The success of Pokémon Go is a good reminder that play can enhance work. Of course, we’re not advocating that you ditch your work responsibilities in favor of
catching a rare Aerodactyl or snagging an elusive Snorlax. That said, the game does provide some next-level lessons about HR, particularly about creating and maintaining a great workplace.
Here are four HR takeaways courtesy of the hit game:1. Work Together
Pokémon Go has become a hit because it creates and maintains an interactive and evolving culture. Strangers strike up conversations about the Pokémon they’ve caught, trained, and taken to the gym. Friends compete, celebrate victories, and share tips on mastering the game’s world. In short—the game brings people together and engages them in a shared purpose.

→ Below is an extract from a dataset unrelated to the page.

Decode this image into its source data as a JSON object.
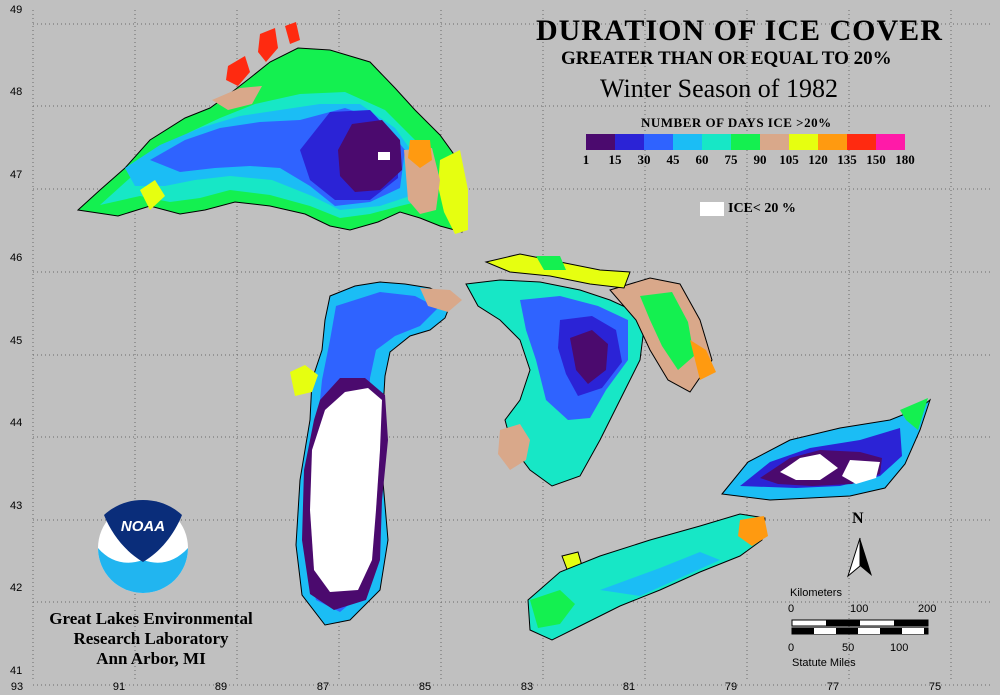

You can promote this kind of camaraderie in your workplace by finding ways for your employees to collaborate beyond their typical day-to-day duties.
When a team or department does well, talk about it. You might institute a recognition program where employees can thank co-workers by nominating them for an award. Programs of this sort create a more collaborative and appreciative culture.
2. Set Clear Goals
The game itself has some straightforward goals: catch Pokémon, level up, take over a gym, and so on. Clear and achievable goals are just as important in your organization. Make sure your employees know your company goals and the specific ways they contribute to them. This knowledge gives them a shared purpose, a sense of community, and contributes to your company culture.
Be as transparent as possible with your goals. When your team is up to speed on the company’s overall progress and can see how their roles contribute to its success, they’re more likely to work with others to achieve company milestones.
3. Augment Your Workplace
Much of Pokémon Go’s success comes from its twist on everyday reality and its involvement of players in the creation of that reality. You can do something similar in your workplace by thinking of ways to enhance your company’s culture. Give it character, and don’t shy away from creativity. For example, incorporate art that captures who you are as an organization. Invite employees to personalize the general workspace as they would their own. Hold a room or workspace naming competition. The goal is to make your workplace unique and interesting.
4. Have Fun
Play a little. Seriously. Come up with small prizes when business goals are accomplished. Consider ways your teams could compete for rewards. These prizes and rewards don’t have to be grand or expensive. After all, we live in a world where millions of people are motivated by collecting intangible fighting fuzz balls.
A small sign of appreciation can go a long way. Think more Pidgey than Mewtwo. If you want to go bigger, consider a short company off site or retreat that includes both work and play. Chances are your employees will come back feeling recharged and reenergized. Kind of like Pikachu himself.